2. Die Gebührenprivilegierung soll nach dem gesetzgeberischen Willen nur für Verfahren gelten, in denen der Prozessbevollmächtigte mit einer mündlichen Verhandlung rechnen darf, weil sie als Kernstück eines rechtsstaatlichen Gerichtsverfahrens den Regelfall darstellt. Das ist bei Verfahren des einstweiligen Rechtsschutzes, in denen das Gericht durch Beschluss entscheidet, nicht der Fall.
Tenor
Die Beschwerde der Erinnerungsführerin gegen den Beschluss des Sozialgerichts Köln vom 29.06.2009 wird zurückgewiesen.
Die Entscheidung ergeht gerichtskostenfrei. Kosten haben die Beteiligten einander nicht zu erstatten.
Gründe
Die Beschwerde ist zulässig, aber unbegründet. Zutreffend hat das SG die Entscheidung des Urkundsbeamten der Geschäftsstelle bestätigt. Die aus der Staatskasse zu zahlende Vergütung der Erinnerungsführerin beträgt EUR 226,10. Die außerdem in Rechnung gestellten EUR 238 (für eine fiktive Terminsgebühr in Höhe von EUR 200 zzgl 19% USt) stehen ihr dagegen nicht zu.

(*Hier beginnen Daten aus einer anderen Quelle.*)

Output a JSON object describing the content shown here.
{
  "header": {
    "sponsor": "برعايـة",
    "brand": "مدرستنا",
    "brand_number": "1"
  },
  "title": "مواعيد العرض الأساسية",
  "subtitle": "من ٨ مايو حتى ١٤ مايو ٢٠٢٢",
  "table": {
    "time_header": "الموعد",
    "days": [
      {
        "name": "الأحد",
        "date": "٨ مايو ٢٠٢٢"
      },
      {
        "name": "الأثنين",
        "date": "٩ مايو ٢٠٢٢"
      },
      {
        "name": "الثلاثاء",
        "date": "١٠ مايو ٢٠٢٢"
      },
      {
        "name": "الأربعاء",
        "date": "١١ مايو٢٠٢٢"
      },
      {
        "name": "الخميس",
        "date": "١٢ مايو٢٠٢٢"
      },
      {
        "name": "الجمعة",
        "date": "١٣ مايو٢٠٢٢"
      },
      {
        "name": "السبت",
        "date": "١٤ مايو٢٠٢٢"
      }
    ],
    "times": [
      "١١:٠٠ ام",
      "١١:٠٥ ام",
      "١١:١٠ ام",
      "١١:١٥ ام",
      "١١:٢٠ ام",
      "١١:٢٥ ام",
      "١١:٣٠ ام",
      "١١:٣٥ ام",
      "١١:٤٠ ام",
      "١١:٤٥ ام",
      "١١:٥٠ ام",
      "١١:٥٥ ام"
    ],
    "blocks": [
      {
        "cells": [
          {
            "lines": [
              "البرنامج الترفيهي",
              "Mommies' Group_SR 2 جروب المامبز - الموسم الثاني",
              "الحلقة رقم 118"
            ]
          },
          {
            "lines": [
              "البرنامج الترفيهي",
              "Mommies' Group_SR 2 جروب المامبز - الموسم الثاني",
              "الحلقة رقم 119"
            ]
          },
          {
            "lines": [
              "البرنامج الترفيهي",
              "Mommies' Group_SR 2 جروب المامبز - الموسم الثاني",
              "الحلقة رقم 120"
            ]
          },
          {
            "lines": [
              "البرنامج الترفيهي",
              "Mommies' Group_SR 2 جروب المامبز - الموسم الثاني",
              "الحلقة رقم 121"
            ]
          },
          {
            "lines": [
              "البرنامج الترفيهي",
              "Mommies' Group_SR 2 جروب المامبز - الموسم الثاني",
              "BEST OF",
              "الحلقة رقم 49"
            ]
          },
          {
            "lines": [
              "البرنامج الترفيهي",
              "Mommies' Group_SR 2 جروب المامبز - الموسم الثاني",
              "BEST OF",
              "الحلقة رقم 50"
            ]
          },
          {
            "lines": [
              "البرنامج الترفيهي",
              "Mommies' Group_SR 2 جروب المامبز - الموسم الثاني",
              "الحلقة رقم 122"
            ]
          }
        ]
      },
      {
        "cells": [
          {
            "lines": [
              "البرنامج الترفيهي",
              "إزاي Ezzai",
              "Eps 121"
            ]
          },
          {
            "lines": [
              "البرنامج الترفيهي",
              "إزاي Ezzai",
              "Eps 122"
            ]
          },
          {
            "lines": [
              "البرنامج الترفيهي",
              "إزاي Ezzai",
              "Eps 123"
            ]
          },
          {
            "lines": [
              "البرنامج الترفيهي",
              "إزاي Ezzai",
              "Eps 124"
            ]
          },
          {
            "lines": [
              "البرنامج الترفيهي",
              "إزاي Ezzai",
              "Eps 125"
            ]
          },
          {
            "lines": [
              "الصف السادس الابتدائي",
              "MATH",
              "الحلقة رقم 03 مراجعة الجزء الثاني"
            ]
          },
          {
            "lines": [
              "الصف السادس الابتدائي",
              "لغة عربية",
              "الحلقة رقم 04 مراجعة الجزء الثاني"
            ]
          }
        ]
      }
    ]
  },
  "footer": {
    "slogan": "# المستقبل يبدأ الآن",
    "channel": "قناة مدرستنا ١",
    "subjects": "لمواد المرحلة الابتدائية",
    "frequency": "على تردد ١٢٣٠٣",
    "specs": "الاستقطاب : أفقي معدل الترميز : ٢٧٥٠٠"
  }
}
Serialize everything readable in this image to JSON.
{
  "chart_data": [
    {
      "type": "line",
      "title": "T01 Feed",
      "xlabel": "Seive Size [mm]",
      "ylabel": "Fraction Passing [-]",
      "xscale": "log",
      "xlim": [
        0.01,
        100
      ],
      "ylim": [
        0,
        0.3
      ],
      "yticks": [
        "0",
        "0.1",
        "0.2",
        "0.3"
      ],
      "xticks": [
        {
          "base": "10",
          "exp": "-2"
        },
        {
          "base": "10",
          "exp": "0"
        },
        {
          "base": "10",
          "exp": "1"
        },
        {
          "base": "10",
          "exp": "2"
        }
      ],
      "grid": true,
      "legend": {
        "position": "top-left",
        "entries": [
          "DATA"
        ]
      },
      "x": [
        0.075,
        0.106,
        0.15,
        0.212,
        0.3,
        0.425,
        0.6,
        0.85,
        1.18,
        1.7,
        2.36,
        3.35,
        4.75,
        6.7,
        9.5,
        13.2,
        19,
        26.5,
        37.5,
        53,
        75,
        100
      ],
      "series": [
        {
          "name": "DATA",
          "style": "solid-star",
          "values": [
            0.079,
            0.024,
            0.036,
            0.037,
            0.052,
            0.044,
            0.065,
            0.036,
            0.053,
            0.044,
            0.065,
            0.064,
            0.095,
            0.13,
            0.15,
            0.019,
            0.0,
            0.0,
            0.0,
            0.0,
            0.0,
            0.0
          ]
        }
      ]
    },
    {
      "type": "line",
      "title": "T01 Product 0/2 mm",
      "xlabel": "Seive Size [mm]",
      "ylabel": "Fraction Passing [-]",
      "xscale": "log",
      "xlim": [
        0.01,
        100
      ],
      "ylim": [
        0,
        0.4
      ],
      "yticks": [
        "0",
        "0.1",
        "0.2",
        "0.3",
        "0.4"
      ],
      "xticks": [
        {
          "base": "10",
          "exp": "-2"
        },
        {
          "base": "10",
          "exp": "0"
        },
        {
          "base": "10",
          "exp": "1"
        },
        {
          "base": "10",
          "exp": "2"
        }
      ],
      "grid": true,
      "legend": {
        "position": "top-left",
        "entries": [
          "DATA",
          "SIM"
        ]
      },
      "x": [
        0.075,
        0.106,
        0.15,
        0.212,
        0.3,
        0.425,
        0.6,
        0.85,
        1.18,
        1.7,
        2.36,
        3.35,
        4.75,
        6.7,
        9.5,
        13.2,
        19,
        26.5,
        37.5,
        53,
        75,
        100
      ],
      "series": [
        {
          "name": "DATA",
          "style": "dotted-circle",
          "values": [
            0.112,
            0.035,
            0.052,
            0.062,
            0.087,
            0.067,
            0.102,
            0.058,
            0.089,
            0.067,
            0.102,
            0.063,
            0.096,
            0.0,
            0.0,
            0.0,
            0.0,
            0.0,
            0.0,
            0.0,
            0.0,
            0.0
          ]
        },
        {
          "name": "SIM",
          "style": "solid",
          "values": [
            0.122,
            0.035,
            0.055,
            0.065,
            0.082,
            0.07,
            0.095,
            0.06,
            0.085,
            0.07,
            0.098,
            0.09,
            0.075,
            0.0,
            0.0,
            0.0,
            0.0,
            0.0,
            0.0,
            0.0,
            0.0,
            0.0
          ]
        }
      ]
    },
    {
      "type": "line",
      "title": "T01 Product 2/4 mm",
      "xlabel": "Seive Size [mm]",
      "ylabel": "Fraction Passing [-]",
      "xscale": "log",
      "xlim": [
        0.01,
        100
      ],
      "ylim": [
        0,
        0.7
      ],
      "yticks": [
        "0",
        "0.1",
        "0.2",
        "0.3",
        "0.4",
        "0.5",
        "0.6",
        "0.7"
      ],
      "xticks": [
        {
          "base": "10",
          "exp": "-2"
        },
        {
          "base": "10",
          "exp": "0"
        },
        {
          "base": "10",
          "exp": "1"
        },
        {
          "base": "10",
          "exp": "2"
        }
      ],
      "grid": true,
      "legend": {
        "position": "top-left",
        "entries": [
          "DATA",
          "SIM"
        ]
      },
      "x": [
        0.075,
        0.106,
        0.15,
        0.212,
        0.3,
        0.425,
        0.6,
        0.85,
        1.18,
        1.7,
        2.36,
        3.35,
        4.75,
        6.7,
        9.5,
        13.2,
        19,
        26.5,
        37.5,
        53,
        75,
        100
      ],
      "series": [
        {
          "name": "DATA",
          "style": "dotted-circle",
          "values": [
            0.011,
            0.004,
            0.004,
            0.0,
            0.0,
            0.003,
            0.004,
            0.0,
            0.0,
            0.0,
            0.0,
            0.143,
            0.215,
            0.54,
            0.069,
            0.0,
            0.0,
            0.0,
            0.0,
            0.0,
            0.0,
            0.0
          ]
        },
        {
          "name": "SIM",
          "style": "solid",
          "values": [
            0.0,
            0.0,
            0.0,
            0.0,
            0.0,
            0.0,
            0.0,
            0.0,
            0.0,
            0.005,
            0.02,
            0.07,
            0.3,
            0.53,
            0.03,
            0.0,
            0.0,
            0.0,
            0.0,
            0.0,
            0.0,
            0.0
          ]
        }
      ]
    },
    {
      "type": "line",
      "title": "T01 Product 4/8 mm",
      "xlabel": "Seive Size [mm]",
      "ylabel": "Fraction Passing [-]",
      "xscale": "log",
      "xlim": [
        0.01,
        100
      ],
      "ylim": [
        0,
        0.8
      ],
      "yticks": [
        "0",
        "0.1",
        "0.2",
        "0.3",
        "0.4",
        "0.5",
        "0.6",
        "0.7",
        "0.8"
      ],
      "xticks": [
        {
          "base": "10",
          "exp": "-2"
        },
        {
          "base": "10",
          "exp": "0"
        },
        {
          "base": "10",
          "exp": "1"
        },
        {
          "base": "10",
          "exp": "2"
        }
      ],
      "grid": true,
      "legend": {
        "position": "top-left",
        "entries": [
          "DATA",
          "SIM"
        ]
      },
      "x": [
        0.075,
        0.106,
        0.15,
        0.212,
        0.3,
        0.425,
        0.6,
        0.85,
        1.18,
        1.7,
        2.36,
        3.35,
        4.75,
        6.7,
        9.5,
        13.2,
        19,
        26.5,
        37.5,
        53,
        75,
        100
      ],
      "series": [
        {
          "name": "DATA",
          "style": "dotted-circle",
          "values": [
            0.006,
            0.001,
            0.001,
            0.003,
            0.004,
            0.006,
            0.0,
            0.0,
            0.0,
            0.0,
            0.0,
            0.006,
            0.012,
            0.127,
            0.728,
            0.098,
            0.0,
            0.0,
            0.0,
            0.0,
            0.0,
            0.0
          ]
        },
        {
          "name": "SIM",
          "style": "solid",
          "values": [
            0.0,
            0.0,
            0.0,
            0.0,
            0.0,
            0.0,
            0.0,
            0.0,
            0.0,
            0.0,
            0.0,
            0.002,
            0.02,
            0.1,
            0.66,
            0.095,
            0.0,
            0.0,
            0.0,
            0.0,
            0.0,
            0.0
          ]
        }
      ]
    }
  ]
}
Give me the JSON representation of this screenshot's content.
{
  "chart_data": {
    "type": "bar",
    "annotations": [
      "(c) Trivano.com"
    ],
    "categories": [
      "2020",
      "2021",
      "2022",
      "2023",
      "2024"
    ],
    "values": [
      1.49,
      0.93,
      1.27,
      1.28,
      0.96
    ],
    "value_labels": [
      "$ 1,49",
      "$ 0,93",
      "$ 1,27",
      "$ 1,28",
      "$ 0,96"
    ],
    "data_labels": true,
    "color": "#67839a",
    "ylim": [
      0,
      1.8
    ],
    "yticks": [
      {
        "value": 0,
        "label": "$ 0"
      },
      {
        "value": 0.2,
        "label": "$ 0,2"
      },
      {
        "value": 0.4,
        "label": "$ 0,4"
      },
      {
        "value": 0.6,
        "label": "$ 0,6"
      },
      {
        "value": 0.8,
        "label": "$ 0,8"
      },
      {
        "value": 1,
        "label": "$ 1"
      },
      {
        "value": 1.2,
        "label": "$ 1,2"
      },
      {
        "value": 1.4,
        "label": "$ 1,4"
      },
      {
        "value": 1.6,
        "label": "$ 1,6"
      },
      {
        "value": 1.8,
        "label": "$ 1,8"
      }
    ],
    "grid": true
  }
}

Die Beschwerde ist zulässig, insbesondere statthaft, §§ 56 Abs 2 Satz 1, 33 Abs 3 Satz 1 des Gesetzes über die Vergütung der Rechtsanwältinnen und Rechtsanwälte (Rechtsanwaltsvergütungsgesetz - RVG). Diese allgemein für das Kostenfestsetzungsverfahren des im Wege der Prozesskostenhilfe beigeordneten Rechtsanwalts geltenden Spezialvorschriften gehen den Vorschriften des Sozialgerichtsgesetzes (SGG) (direkt oder über die Blankettverweisung in § 73a SGG, die auch den Vergütungsanspruch des Rechtsanwalts erfasst) vor, so dass §§ 178, 197 Abs 2 SGG keine Anwendung finden (Senatsbeschlüsse vom 28.1.2008, Aktenzeichen (Az) L 1 B 30/07 AL, und 29.1.2008, Az L 1 B 35/07 AS; so auch: Thür. LSG, Beschluss vom 26.11.2008, Az L 6 B 130/08 SF; LSG NRW, Beschl. vom 20.10.2008, Az L 20 B 67/08 AS; LSG NRW, Beschluss vom 28.5.2008, Az L 20 B 7/08 AS; LSG NRW, Beschluss vom 15.5.2008, Az L 7 B 63/08 AS mwN; aA: LSG Niedersachsen-Bremen in mehreren Entscheidungen, vgl zuletzt Beschluss vom 9.6.2009, Az L 13 B 1/08 SF mwN; LSG RP, Beschluss vom 7.4.2008, Az L 2 B 47/08 SB; LSG BB Beschluss vom 28.2.2005, Az L 9 B 166/02, darauf Bezug nehmend ohne eigene Begründung ebenso: Leitherer in: Meyer-Ladewig u.a ... SGG. Kommentar. 9.Aufl. 2009. § 178 Rdnr 3 aE). § 197 Abs 2 SGG ist auch deshalb nicht einschlägig, weil diese Vorschrift nur für Verfahrensbeteiligte des Ausgangsverfahrens gilt (Beschlüsse des LSG NW vom 4.6.2008 und 1.4.2009, Az L 19 B 5/08 AL und L 19 B 137/07 AS mwN; Straßfeld in: Jansen, SGG, 3. Auflage 2009, § 197 Rdnr 3; Hk-SGG-Groß. 2. Aufl. 2005. § 197 Rdnr 4).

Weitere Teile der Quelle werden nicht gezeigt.